1. Find a, b, h, and k. Refer to y= a x b^(x-h) + k. *Remember that for h just put the opposite since it shows as x+1, it is actually -1 since 2 negatives make a positive.

2. Calculate the asymptote. Asymptote of exponential equations is y=k. So the asymptote would be y=  -2, not just -2 in its own. Then, draw the asymptote on the graph.

3. Solve for the x-intercept. Plug in 0 for y and solve. This will review your knowledge on solving exponential equations. Since you can't take the log or natural log of a negative number and zero, the answer will be undefined and no x-intercept. This is also logical because since the graph is below the asymptote of y=-2, then there in no way for it to cross it, let alone intersect the x axis.

4. Solve for y-intercept. Substitute x with 0 and solve. Plot the point on the graph.

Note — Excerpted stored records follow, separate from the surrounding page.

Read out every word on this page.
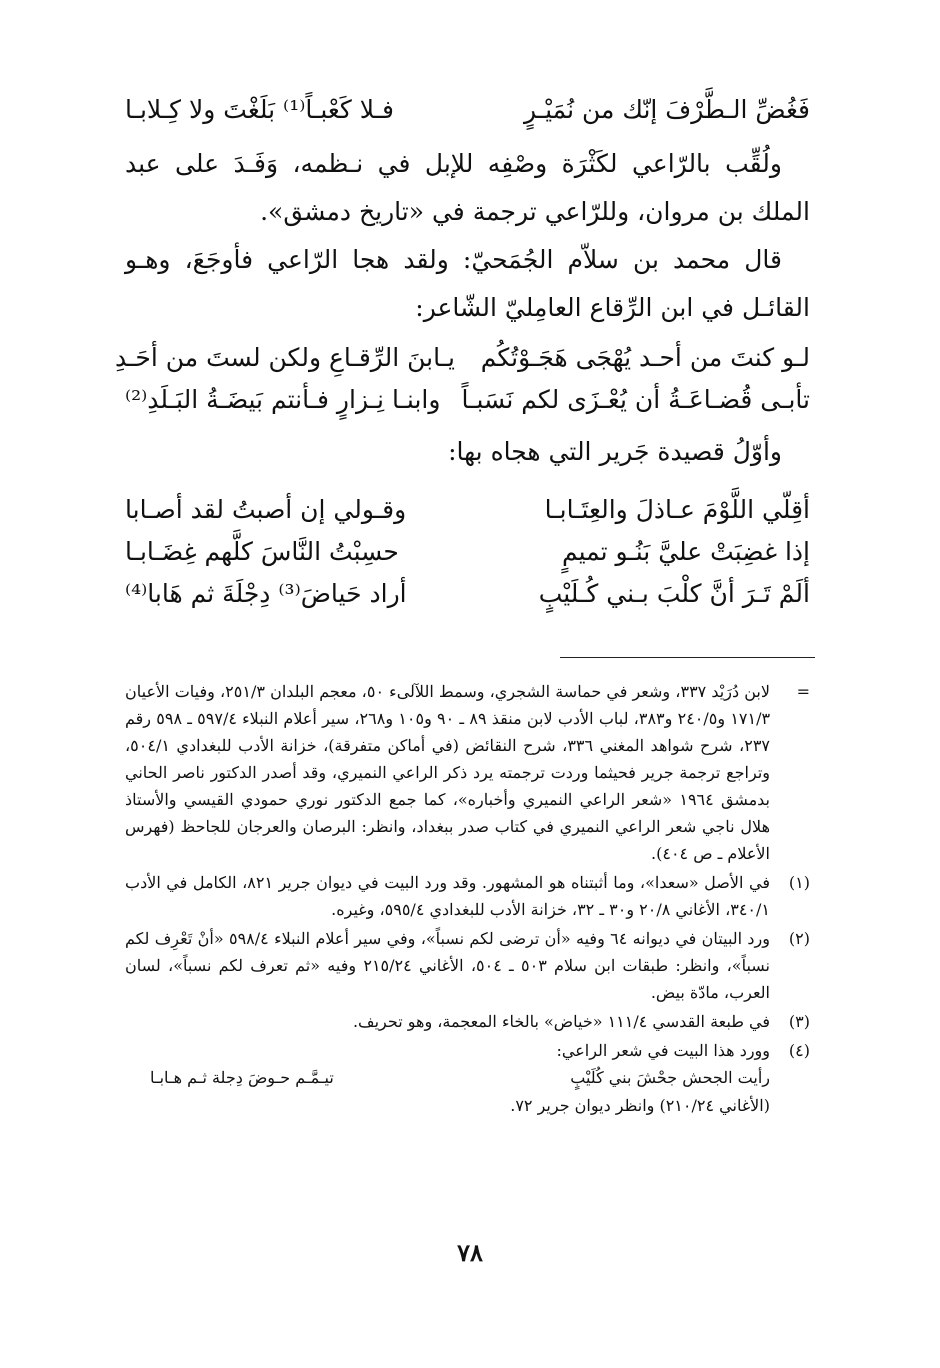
فَغُضِّ الـطَّرْفَ إنّك من نُمَيْـرٍ
فـلا كَعْبـاً⁽¹⁾ بَلَغْتَ ولا كِـلابـا

ولُقِّب بالرّاعي لكَثْرَة وصْفِه للإبل في نـظمه، وَفَـدَ على عبد الملك بن مروان، وللرّاعي ترجمة في «تاريخ دمشق».

قال محمد بن سلاّم الجُمَحيّ: ولقد هجا الرّاعي فأوجَعَ، وهـو القائـل في ابن الرِّقاع العامِليّ الشّاعر:

لـو كنتَ من أحـد يُهْجَى هَجَـوْتُكُم
يـابنَ الرِّقـاعِ ولكن لستَ من أحَـدِ
تأبـى قُضـاعَـةُ أن يُعْـزَى لكم نَسَبـاً
وابنـا نِـزارٍ فـأنتم بَيضَـةُ البَـلَدِ⁽²⁾
وأوّلُ قصيدة جَرير التي هجاه بها:
أقِلّي اللَّوْمَ عـاذلَ والعِتَـابـا
وقـولي إن أصبتُ لقد أصـابا
إذا غضِبَتْ عليَّ بَنُـو تميمٍ
حسِبْتُ النَّاسَ كلَّهم غِضَـابـا
ألَمْ تَـرَ أنَّ كلْبَ بـني كُـلَيْبٍ
أراد حَياضَ⁽³⁾ دِجْلَةَ ثم هَابا⁽⁴⁾
=
لابن دُرَيْد ٣٣٧، وشعر في حماسة الشجري، وسمط اللآلىء ٥٠، معجم البلدان ٢٥١/٣، وفيات الأعيان ١٧١/٣ و٢٤٠/٥ و٣٨٣، لباب الأدب لابن منقذ ٨٩ ـ ٩٠ و١٠٥ و٢٦٨، سير أعلام النبلاء ٥٩٧/٤ ـ ٥٩٨ رقم ٢٣٧، شرح شواهد المغني ٣٣٦، شرح النقائض (في أماكن متفرقة)، خزانة الأدب للبغدادي ٥٠٤/١، وتراجع ترجمة جرير فحيثما وردت ترجمته يرد ذكر الراعي النميري، وقد أصدر الدكتور ناصر الحاني بدمشق ١٩٦٤ «شعر الراعي النميري وأخباره»، كما جمع الدكتور نوري حمودي القيسي والأستاذ هلال ناجي شعر الراعي النميري في كتاب صدر ببغداد، وانظر: البرصان والعرجان للجاحظ (فهرس الأعلام ـ ص ٤٠٤).
(١)
في الأصل «سعدا»، وما أثبتناه هو المشهور. وقد ورد البيت في ديوان جرير ٨٢١، الكامل في الأدب ٣٤٠/١، الأغاني ٢٠/٨ و٣٠ ـ ٣٢، خزانة الأدب للبغدادي ٥٩٥/٤، وغيره.
(٢)
ورد البيتان في ديوانه ٦٤ وفيه «أن ترضى لكم نسباً»، وفي سير أعلام النبلاء ٥٩٨/٤ «أنْ تَعْرِف لكم نسباً»، وانظر: طبقات ابن سلام ٥٠٣ ـ ٥٠٤، الأغاني ٢١٥/٢٤ وفيه «ثم تعرف لكم نسباً»، لسان العرب، مادّة بيض.
(٣)
في طبعة القدسي ١١١/٤ «خياض» بالخاء المعجمة، وهو تحريف.
(٤)
وورد هذا البيت في شعر الراعي:
رأيت الجحش جحْشَ بني كُلَيْبٍ
تيـمَّـم حـوضَ دِجلة ثـم هـابـا
(الأغاني ٢١٠/٢٤) وانظر ديوان جرير ٧٢.
٧٨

5. Write domain in proper notation. Domain of an exponential function will always be (-infinity, infinity), which just means there are no x value restrictions.

6. Write the range in proper notation. This depends on the asymptote and graph. Since the graph is below the asymptote, it would be (-infinity, -2). 

7. Find 4 key points using a graphing calculator. Plot them on the graph.

8. Draw the graph by connecting the points and following the asymptote.